Take a nerve pill, Intrepid, and go pester somebody in the Great White North who can't escape you. You're the one trashing the thread--i simply pointed out to Boomer that you might have been recommending Imperial measuring devices. There is nothing i've ever seen at this site, though, which would automatically make me assume that you're intelligent enough to do anything more complex than shoe-tying.
This thread has been trashed only by your silly and snotty paranoia.
Waves to Intrepid, with whom I often disagree. Cheese it, what is the slap shot stuff? Measures may differ. Good to discuss that.
I've not so often seen a request for 2/3 cup, but like having one in my set and have used it.
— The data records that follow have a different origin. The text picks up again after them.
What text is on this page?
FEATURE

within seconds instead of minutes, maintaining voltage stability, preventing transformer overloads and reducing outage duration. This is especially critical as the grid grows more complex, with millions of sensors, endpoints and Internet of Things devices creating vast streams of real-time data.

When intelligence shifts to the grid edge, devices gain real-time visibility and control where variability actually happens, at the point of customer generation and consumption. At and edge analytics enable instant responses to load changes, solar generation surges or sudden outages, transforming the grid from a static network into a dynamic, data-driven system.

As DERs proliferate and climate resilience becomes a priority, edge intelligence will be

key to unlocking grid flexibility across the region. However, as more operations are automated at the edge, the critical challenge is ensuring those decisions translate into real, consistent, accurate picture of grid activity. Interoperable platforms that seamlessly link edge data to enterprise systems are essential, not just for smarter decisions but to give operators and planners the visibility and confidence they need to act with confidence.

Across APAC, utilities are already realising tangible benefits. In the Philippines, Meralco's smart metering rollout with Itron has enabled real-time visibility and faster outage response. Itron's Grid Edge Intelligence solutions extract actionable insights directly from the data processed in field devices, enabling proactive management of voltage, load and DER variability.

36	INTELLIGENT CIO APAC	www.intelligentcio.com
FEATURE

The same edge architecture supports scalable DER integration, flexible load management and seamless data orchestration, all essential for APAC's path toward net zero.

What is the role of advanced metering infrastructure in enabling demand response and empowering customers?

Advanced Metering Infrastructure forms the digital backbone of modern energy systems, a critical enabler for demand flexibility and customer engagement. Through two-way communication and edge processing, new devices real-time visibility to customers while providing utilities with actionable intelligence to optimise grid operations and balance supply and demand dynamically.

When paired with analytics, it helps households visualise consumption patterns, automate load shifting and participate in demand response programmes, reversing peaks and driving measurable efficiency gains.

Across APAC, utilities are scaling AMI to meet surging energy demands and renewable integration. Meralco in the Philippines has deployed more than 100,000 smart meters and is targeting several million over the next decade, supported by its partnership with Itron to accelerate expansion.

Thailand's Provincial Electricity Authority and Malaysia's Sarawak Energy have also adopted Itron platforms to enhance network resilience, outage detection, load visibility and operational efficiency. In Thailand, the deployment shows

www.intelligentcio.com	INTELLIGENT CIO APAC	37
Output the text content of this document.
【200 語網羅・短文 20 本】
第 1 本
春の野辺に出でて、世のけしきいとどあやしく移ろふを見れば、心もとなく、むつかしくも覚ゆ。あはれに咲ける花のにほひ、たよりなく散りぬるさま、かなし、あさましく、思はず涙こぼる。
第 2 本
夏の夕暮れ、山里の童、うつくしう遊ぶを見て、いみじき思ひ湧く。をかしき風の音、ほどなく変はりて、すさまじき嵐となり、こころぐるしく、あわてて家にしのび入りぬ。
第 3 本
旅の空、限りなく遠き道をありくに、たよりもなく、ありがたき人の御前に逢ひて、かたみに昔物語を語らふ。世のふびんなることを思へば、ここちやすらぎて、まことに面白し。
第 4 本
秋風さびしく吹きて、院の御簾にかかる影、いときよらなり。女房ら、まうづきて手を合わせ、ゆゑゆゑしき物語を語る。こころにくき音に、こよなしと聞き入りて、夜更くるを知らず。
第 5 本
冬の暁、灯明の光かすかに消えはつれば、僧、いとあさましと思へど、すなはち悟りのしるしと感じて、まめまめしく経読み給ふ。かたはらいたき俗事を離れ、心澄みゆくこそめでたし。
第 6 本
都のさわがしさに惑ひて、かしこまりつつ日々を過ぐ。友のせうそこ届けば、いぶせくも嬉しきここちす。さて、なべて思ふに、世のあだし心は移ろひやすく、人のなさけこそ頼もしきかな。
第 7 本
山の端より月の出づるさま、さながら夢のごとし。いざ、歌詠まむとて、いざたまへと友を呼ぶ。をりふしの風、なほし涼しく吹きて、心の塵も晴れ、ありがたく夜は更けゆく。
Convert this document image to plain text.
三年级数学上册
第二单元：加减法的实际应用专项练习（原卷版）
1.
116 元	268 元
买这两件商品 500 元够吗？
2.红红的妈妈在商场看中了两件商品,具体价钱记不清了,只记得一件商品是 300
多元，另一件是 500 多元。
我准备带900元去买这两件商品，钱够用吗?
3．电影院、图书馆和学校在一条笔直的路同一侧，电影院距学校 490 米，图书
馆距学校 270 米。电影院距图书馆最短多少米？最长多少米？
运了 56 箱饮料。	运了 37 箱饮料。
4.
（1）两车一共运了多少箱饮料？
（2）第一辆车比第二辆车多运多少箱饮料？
Like having a stainless steel set, don't currently. 3/4ths seems to pop up in recipes all the time.
I'll add that I don't so much follow recipes, except for the first time cooking something, or when baking, when it does matter, though not always. That is, it doesn't always matter, and, further, I don't always follow the proportions anyway.. but it can matter.
Setanta, behave yourself! leave Intrepid alone.
Toll House cookies call for 3/4 cup of brown and 3/4 cup of white suger. That's need enough.
Boomer and osso, I have a 2/3 cup measure. I never use it.